Meanwhile, the Amex Gold Bugs Index (HUI) barely challenged its old highs. What happened to the thesis that gold stocks are a levered play on the price of gold?
In case you thought I was cherry picking gold stock indices, the failure to make new highs is not exclusive to HUI, just look at XAU:
…and GDM, which is the base index for the GDX gold stock ETF:
Barry Sargent, writing at Mineweb, attributes the poor performance to the negative cash flows generated by the major gold miners:
Since the start of 2007 (and excluding the fourth quarter of 2009), eight of the world's Tier I gold stocks - AngloGold Ashanti, Barrick, Goldcorp, Newmont, Yamana, Kinross, Harmony, and Gold Fields - have generated negative free cash flow of USD 3.2bn (for the first nine months of this year, in line with rising bullion prices, generation of free cash flow has been positive to the tune of USD 1.1bn).
I believe that the story is simpler than that. I showed before that gold mines can be modeled as a series of call options on the gold price and production costs are rising at the major mining companies. Who knows, maybe the era of peak gold has arrived (see articles here and here).
I posted on this topic before and got a lot of hate mail for it. Now it’s time to revisit that issue again. For gold bulls who insist on a levered play on bullion, I would rather buy a long-dated deep in the money call option on gold than holding gold stocks.
Fool me once, shame on you. Fool me twice, shame on me.
You have been warned more than once. Gold bugs have no one else to blame if they underperform if there is another upleg in gold prices.
4 comments:
Here's the embarrassing answer: the financial crisis pummeled the gold stocks along with others. Most everyone thought that gold would be killed too, so the gold stocks ended up selling at way below the values they should have. November 2008 saw the "buying opportunity of a lifetime" for gold shares.
If you compare gold with the indices from the November 2008 lows to today, you'll see the leverage.

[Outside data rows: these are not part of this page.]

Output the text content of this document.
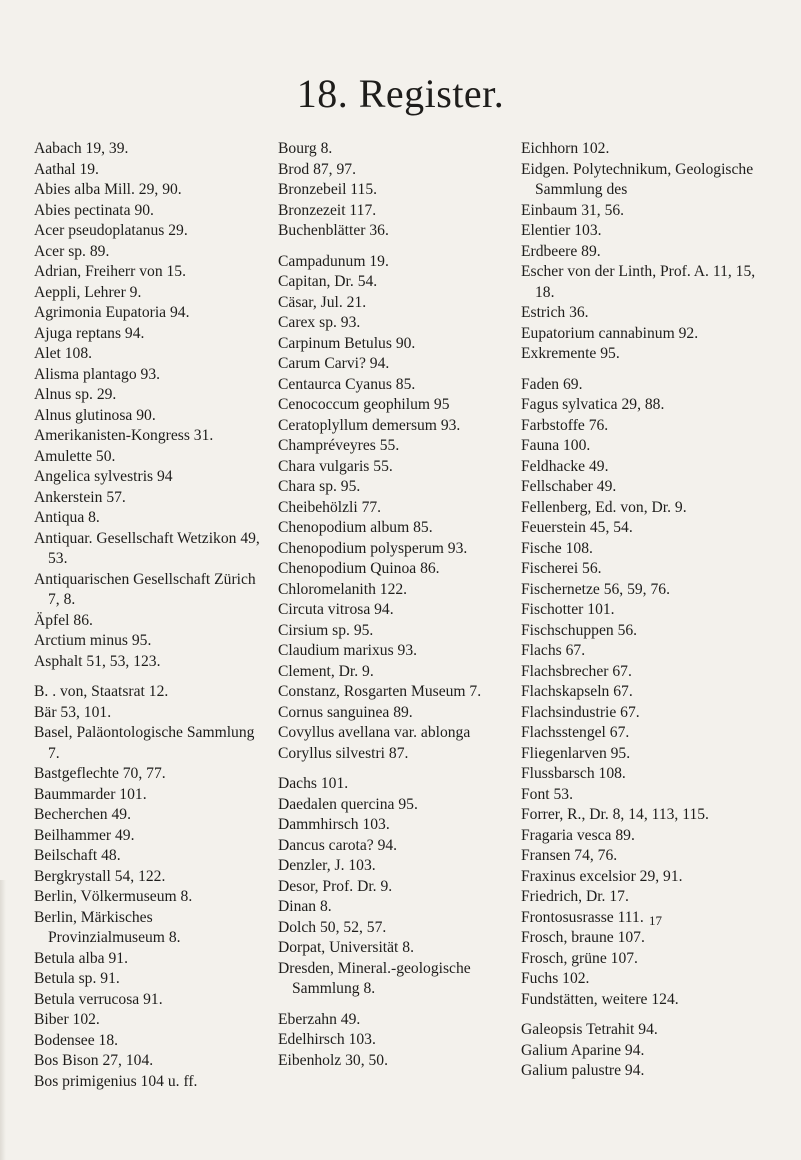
18. Register.
Aabach 19, 39.
Aathal 19.
Abies alba Mill. 29, 90.
Abies pectinata 90.
Acer pseudoplatanus 29.
Acer sp. 89.
Adrian, Freiherr von 15.
Aeppli, Lehrer 9.
Agrimonia Eupatoria 94.
Ajuga reptans 94.
Alet 108.
Alisma plantago 93.
Alnus sp. 29.
Alnus glutinosa 90.
Amerikanisten-Kongress 31.
Amulette 50.
Angelica sylvestris 94
Ankerstein 57.
Antiqua 8.
Antiquar. Gesellschaft Wetzikon 49, 53.
Antiquarischen Gesellschaft Zürich 7, 8.
Äpfel 86.
Arctium minus 95.
Asphalt 51, 53, 123.
B. . von, Staatsrat 12.
Bär 53, 101.
Basel, Paläontologische Sammlung 7.
Bastgeflechte 70, 77.
Baummarder 101.
Becherchen 49.
Beilhammer 49.
Beilschaft 48.
Bergkrystall 54, 122.
Berlin, Völkermuseum 8.
Berlin, Märkisches Provinzialmuseum 8.
Betula alba 91.
Betula sp. 91.
Betula verrucosa 91.
Biber 102.
Bodensee 18.
Bos Bison 27, 104.
Bos primigenius 104 u. ff.
Bourg 8.
Brod 87, 97.
Bronzebeil 115.
Bronzezeit 117.
Buchenblätter 36.
Campadunum 19.
Capitan, Dr. 54.
Cäsar, Jul. 21.
Carex sp. 93.
Carpinum Betulus 90.
Carum Carvi? 94.
Centaurca Cyanus 85.
Cenococcum geophilum 95
Ceratoplyllum demersum 93.
Champréveyres 55.
Chara vulgaris 55.
Chara sp. 95.
Cheibehölzli 77.
Chenopodium album 85.
Chenopodium polysperum 93.
Chenopodium Quinoa 86.
Chloromelanith 122.
Circuta vitrosa 94.
Cirsium sp. 95.
Claudium marixus 93.
Clement, Dr. 9.
Constanz, Rosgarten Museum 7.
Cornus sanguinea 89.
Covyllus avellana var. ablonga
Coryllus silvestri 87.
Dachs 101.
Daedalen quercina 95.
Dammhirsch 103.
Dancus carota? 94.
Denzler, J. 103.
Desor, Prof. Dr. 9.
Dinan 8.
Dolch 50, 52, 57.
Dorpat, Universität 8.
Dresden, Mineral.-geologische Sammlung 8.
Eberzahn 49.
Edelhirsch 103.
Eibenholz 30, 50.
Eichhorn 102.
Eidgen. Polytechnikum, Geologische Sammlung des
Einbaum 31, 56.
Elentier 103.
Erdbeere 89.
Escher von der Linth, Prof. A. 11, 15, 18.
Estrich 36.
Eupatorium cannabinum 92.
Exkremente 95.
Faden 69.
Fagus sylvatica 29, 88.
Farbstoffe 76.
Fauna 100.
Feldhacke 49.
Fellschaber 49.
Fellenberg, Ed. von, Dr. 9.
Feuerstein 45, 54.
Fische 108.
Fischerei 56.
Fischernetze 56, 59, 76.
Fischotter 101.
Fischschuppen 56.
Flachs 67.
Flachsbrecher 67.
Flachskapseln 67.
Flachsindustrie 67.
Flachsstengel 67.
Fliegenlarven 95.
Flussbarsch 108.
Font 53.
Forrer, R., Dr. 8, 14, 113, 115.
Fragaria vesca 89.
Fransen 74, 76.
Fraxinus excelsior 29, 91.
Friedrich, Dr. 17.
Frontosusrasse 111.
Frosch, braune 107.
Frosch, grüne 107.
Fuchs 102.
Fundstätten, weitere 124.
Galeopsis Tetrahit 94.
Galium Aparine 94.
Galium palustre 94.
17
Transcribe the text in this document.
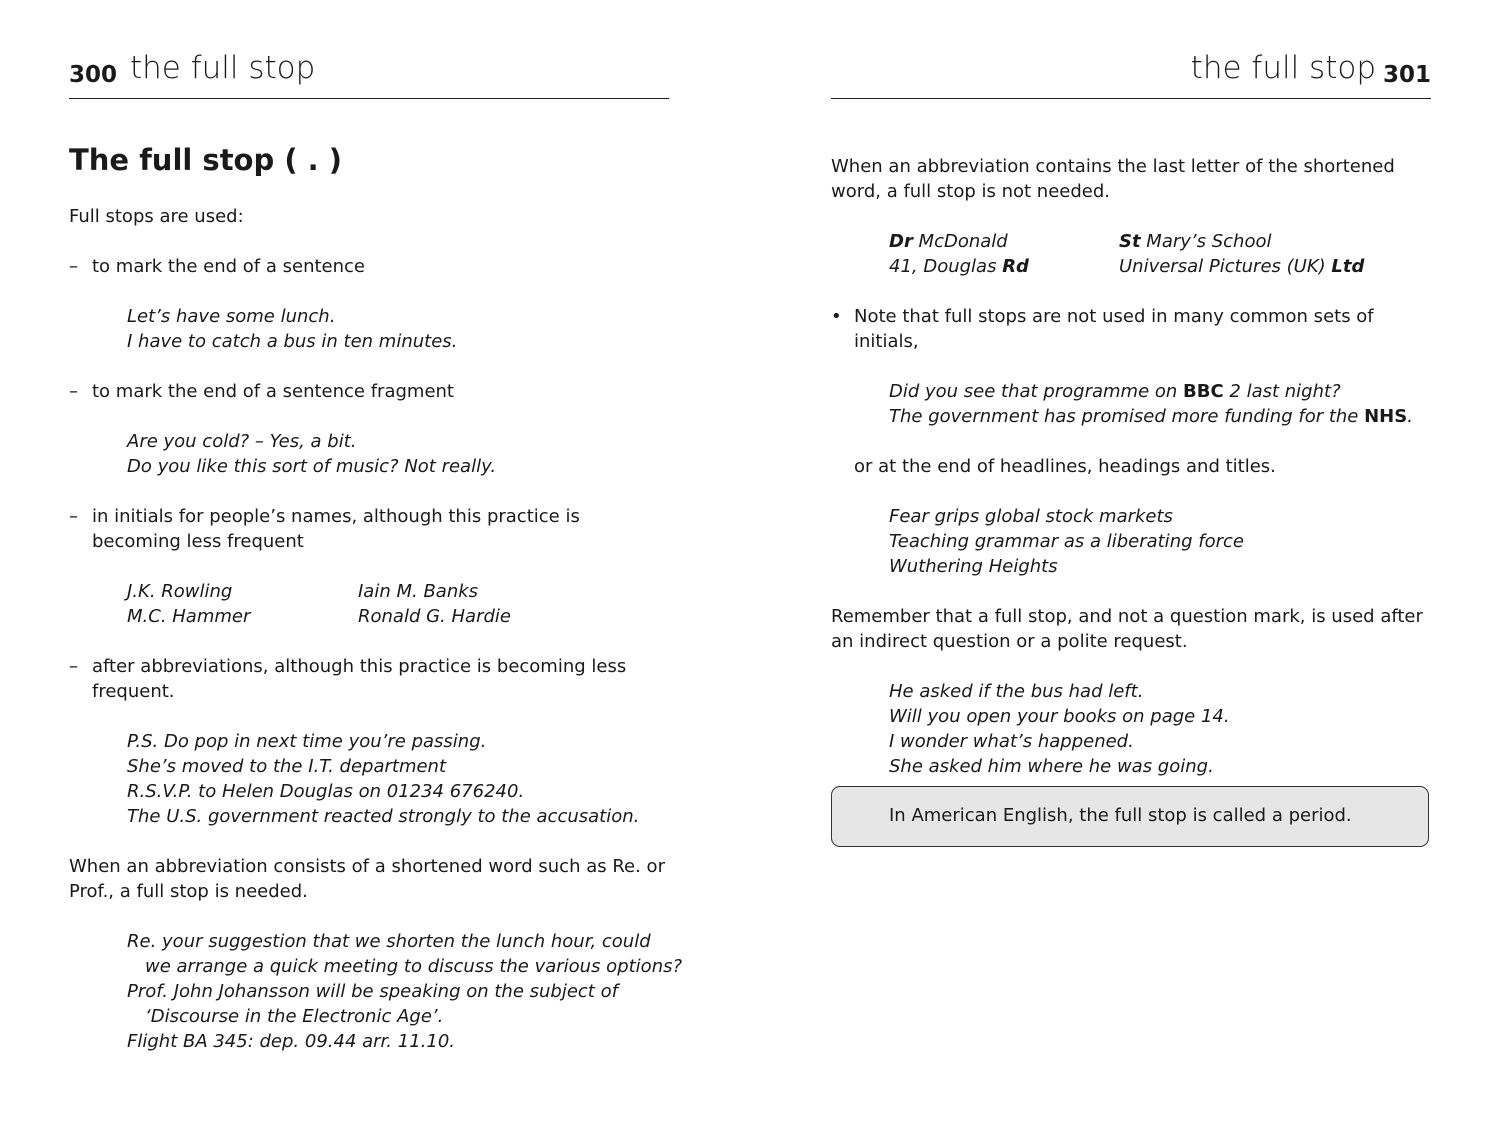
300 the full stop
The full stop ( . )

Full stops are used:

– to mark the end of a sentence

Let’s have some lunch.
I have to catch a bus in ten minutes.

– to mark the end of a sentence fragment

Are you cold? – Yes, a bit.
Do you like this sort of music? Not really.

– in initials for people’s names, although this practice is becoming less frequent

J.K. Rowling	Iain M. Banks
M.C. Hammer	Ronald G. Hardie

– after abbreviations, although this practice is becoming less frequent.

P.S. Do pop in next time you’re passing.
She’s moved to the I.T. department
R.S.V.P. to Helen Douglas on 01234 676240.
The U.S. government reacted strongly to the accusation.

When an abbreviation consists of a shortened word such as Re. or Prof., a full stop is needed.

Re. your suggestion that we shorten the lunch hour, could
we arrange a quick meeting to discuss the various options?
Prof. John Johansson will be speaking on the subject of
‘Discourse in the Electronic Age’.
Flight BA 345: dep. 09.44 arr. 11.10.
the full stop 301

When an abbreviation contains the last letter of the shortened word, a full stop is not needed.

Dr McDonald	St Mary’s School
41, Douglas Rd	Universal Pictures (UK) Ltd

• Note that full stops are not used in many common sets of initials,

Did you see that programme on BBC 2 last night?
The government has promised more funding for the NHS.

or at the end of headlines, headings and titles.

Fear grips global stock markets
Teaching grammar as a liberating force
Wuthering Heights

Remember that a full stop, and not a question mark, is used after an indirect question or a polite request.

He asked if the bus had left.
Will you open your books on page 14.
I wonder what’s happened.
She asked him where he was going.
In American English, the full stop is called a period.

I agree with Daniel, he makes a very good point. And while we may never seen another opportunity like in Nov. 08, I still think there is a lot of upside left for gold mining stocks. I wouldn't necessarily be a strong buyer of them right now though, given their recent runup. I think we'll get a better opportunity to buy in the first half of 2010. And in terms of some specific gold miners, I'd like to draw your attention to several small and mid cap gold mining companies, all of whose stocks have done considerably better this year than the large caps because of the considerable leverage they offer to the gold price:
San Gold (ticker SGR on the TSX Venture Exchange)
Aura Minerals (ticker ORA on the TSX)
Claude Resources (ticker CGR)
Golden Star Resources (ticker GSS)
Premier Gold (ticker PG on the TSX)
Fortuna Silver (ticker FVI on the TSX Ventures Exchange) ; this one is actually a silver mining company that I particularly like as well
There is a lot of good news and analysis on these companies at http://www.goldalert.com/ too which provide details on the risks and potential rewards of each company, including projects in development, geographic and political risk, company history, description of company management and their personal experience, and a lot much.
yep, a mere 300% rise off the lows is some serious underperformance!
Gold stocks in general may not have had leverage to the gold price from peak to peak on a buy-and-hold basis because they follow a slightly different cycle than the metals themselves. Historically you will see that leverage does exist -- for example 1979-1982, 1994-1996, 2004-2006. These are the periods when it doesn't matter what gold stock you hold, they will almost all easily outperform the metal. Indeed, the more ridiculous or unbelievable the "story", the more a particular gold stock tends to fly (ultimate example: Bre-X). When gold stocks are not in the sweet spot, it very much matters which particular stocks you pick because there will be a few cats and plenty of dogs.